Tom Idzal: That’s great, Robert. Thanks so much. Yes, I think commitment, making the first step, is always the hardest thing to do. Robert, let me just follow up with you quickly. You talk a lot about upcoming regulations and this idea [that] “I have to do that and have to do this.” So, just help me understand and maybe help our listeners understand a little bit in what ways, just maybe one or two ways, does participating in GRESB help prepare perhaps a [GRESB] Participant for other regulations? And in what way, like you said, are they not in contradiction with another?

Robert Slowko: Yes. In the U.S., we have some regional regulations that are coming out. I guess the [most] stringent one that we can expect is coming out of California. There are two bills that are going to come into force in 2026 that are going to cover the 2025 calendar year. We also have the local regulation in Denver, in Colorado.

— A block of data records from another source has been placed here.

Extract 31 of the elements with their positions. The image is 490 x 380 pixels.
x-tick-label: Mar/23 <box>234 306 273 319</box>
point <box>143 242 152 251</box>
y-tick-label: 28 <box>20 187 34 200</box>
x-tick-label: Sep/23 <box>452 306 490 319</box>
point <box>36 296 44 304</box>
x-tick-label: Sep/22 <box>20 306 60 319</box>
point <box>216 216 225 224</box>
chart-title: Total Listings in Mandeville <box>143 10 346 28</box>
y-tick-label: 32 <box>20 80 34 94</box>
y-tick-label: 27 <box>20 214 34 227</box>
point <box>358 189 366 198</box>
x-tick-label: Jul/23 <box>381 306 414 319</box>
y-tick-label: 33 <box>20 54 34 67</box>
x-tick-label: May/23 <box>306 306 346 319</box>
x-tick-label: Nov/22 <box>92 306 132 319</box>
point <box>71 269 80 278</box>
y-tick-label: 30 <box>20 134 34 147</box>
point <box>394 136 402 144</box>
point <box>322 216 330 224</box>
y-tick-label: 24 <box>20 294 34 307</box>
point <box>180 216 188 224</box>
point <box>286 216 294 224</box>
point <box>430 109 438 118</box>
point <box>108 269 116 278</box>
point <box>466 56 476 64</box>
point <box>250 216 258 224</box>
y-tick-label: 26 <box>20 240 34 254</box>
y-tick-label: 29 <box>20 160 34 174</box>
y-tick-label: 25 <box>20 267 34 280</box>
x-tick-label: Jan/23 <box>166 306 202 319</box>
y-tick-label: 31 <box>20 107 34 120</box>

All these regulations pertain to climate-related risks and to emissions; in some cases, the energy efficiency. The SEC regulation, the ruling that’s been in consultation for quite a long time, is going to focus on climate-related risk and emissions. Typically, the SEC regulates, obviously, the listed market. So, it’s going to be for the listed [GRESB] Participants. But, as we know from the previous instances of any type of SEC or federal [or] national regulation, it’s going to trickle down to the entire value chain. As I said, GRESB, with its comprehensiveness, we identify the emissions. We identify the energy efficiencies. We score these measures. We also provide our Participants with the opportunity to utilize our resources on TCFD. For those that are not familiar with this mouthful acronym, [it stands for] the Task Force on Climate-Related Financial Disclosures, which is going to help quite a few with any type of climate-related risk, exposure, [or] disclosures to the investors and to the regulators. So, there’s a lot in GRESB, in the exercise, in the information collection, in the organization of that information and data to be able to comply with all these regulations.

Tom Idzal: Great. Thanks Robert. Thanks so much. That’s interesting. Again, I know for many of our folks in our industry, it just feels like everything is new and piled on top of the old. But, maybe they’re not in contradiction as much as we might think. Paul, just coming back to you for one last quick comment.

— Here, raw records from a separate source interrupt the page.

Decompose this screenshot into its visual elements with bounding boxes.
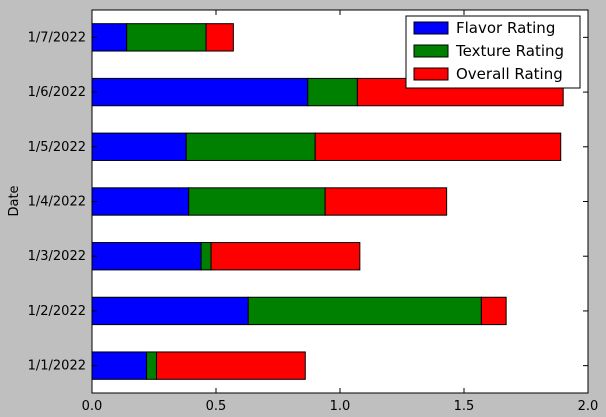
plot-frame — [91, 9, 589, 394]
bar-flavor-rating-1 — [91, 296, 249, 326]
x-tick-label: 1.0 — [330, 399, 351, 414]
bar-texture-rating-4 — [185, 132, 316, 161]
legend-label: Overall Rating — [456, 65, 563, 83]
y-ticks-group: 1/1/2022 1/2/2022 1/3/2022 1/4/2022 1/5/2022… — [28, 30, 588, 374]
bar-overall-rating-1 — [480, 296, 507, 326]
x-tick-label: 1.5 — [454, 399, 475, 414]
y-tick-label: 1/1/2022 — [28, 359, 86, 374]
bar-flavor-rating-6 — [91, 23, 128, 52]
bar-texture-rating-5 — [307, 77, 358, 107]
y-tick-label: 1/7/2022 — [28, 30, 86, 45]
bar-overall-rating-0 — [155, 351, 306, 380]
bar-flavor-rating-2 — [91, 242, 202, 271]
legend-swatch — [413, 21, 449, 35]
y-axis-label: Date — [7, 185, 22, 216]
legend-label: Texture Rating — [455, 42, 564, 60]
bar-flavor-rating-0 — [91, 351, 148, 380]
bar-texture-rating-0 — [146, 351, 157, 380]
y-tick-label: 1/3/2022 — [28, 249, 86, 264]
bar-overall-rating-3 — [324, 187, 448, 216]
x-tick-label: 0.0 — [82, 399, 103, 414]
y-tick-label: 1/4/2022 — [28, 195, 86, 210]
x-tick-label: 2.0 — [578, 399, 599, 414]
bar-flavor-rating-4 — [91, 132, 187, 161]
bar-overall-rating-4 — [314, 132, 562, 161]
x-tick-label: 0.5 — [206, 399, 227, 414]
y-tick-label: 1/5/2022 — [28, 140, 86, 155]
legend: Flavor Rating Texture Rating Overall Ratin… — [405, 15, 581, 89]
bar-texture-rating-6 — [126, 23, 207, 52]
bars-group — [91, 23, 564, 380]
y-tick-label: 1/2/2022 — [28, 304, 86, 319]
bar-flavor-rating-5 — [91, 77, 309, 107]
bar-texture-rating-1 — [247, 296, 482, 326]
bar-flavor-rating-3 — [91, 187, 190, 216]
bar-overall-rating-6 — [205, 23, 234, 52]
x-ticks-group: 0.0 0.5 1.0 1.5 2.0 — [82, 10, 599, 414]
legend-swatch — [413, 67, 449, 81]
legend-label: Flavor Rating — [456, 19, 555, 37]
y-tick-label: 1/6/2022 — [28, 85, 86, 100]
legend-swatch — [413, 44, 449, 58]
bar-texture-rating-2 — [200, 242, 212, 271]
bar-overall-rating-2 — [210, 242, 361, 271]
bar-texture-rating-3 — [188, 187, 326, 216]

When you’re out there talking to managers and the like, tell me just a little bit about maybe their number one concern about committing to doing another disclosure or another type of framework like GRESB. What’s the number one thing you hear most?

Paul Vozzella: Resources. I think Robert might have highlighted this, but it’s [about]: “Okay, how are we going to take on another benchmark and standard and assessment and framework to report to?” And that’s really where it comes down to the stakeholder collaboration. And that’s internal folks — those who are in legal and compliance, right? And if you’re a vertically integrated firm, your property managers. But then external, right? So a lot of these folks are resource-constrained, but it’s [about] getting in front of these things now to engage with a lot of the stakeholders and those involved in GRESB reporting so that everyone can be prepared for reporting come April 1. So, as I was saying before, it’s really about the organization and centralization of documents and the policies that you have to feel prepared come April 1 and not feel like you’re going into it being pulled in a bunch of different directions.

Tom Idzal: Great. Well, Robert Slowko, thank you very much from Denver. Paul Vozzella, from the East Coast, thank you very much. And thank you to all our listeners. Hopefully, over the last ten minutes or so, you felt the pulse of what’s going on with real estate investors, [and] real estate managers right now as disclosure season heats up. Thank you for listening. Come back, as we’ll be putting more episodes of The Pulse by GRESB out regularly. Have a great day.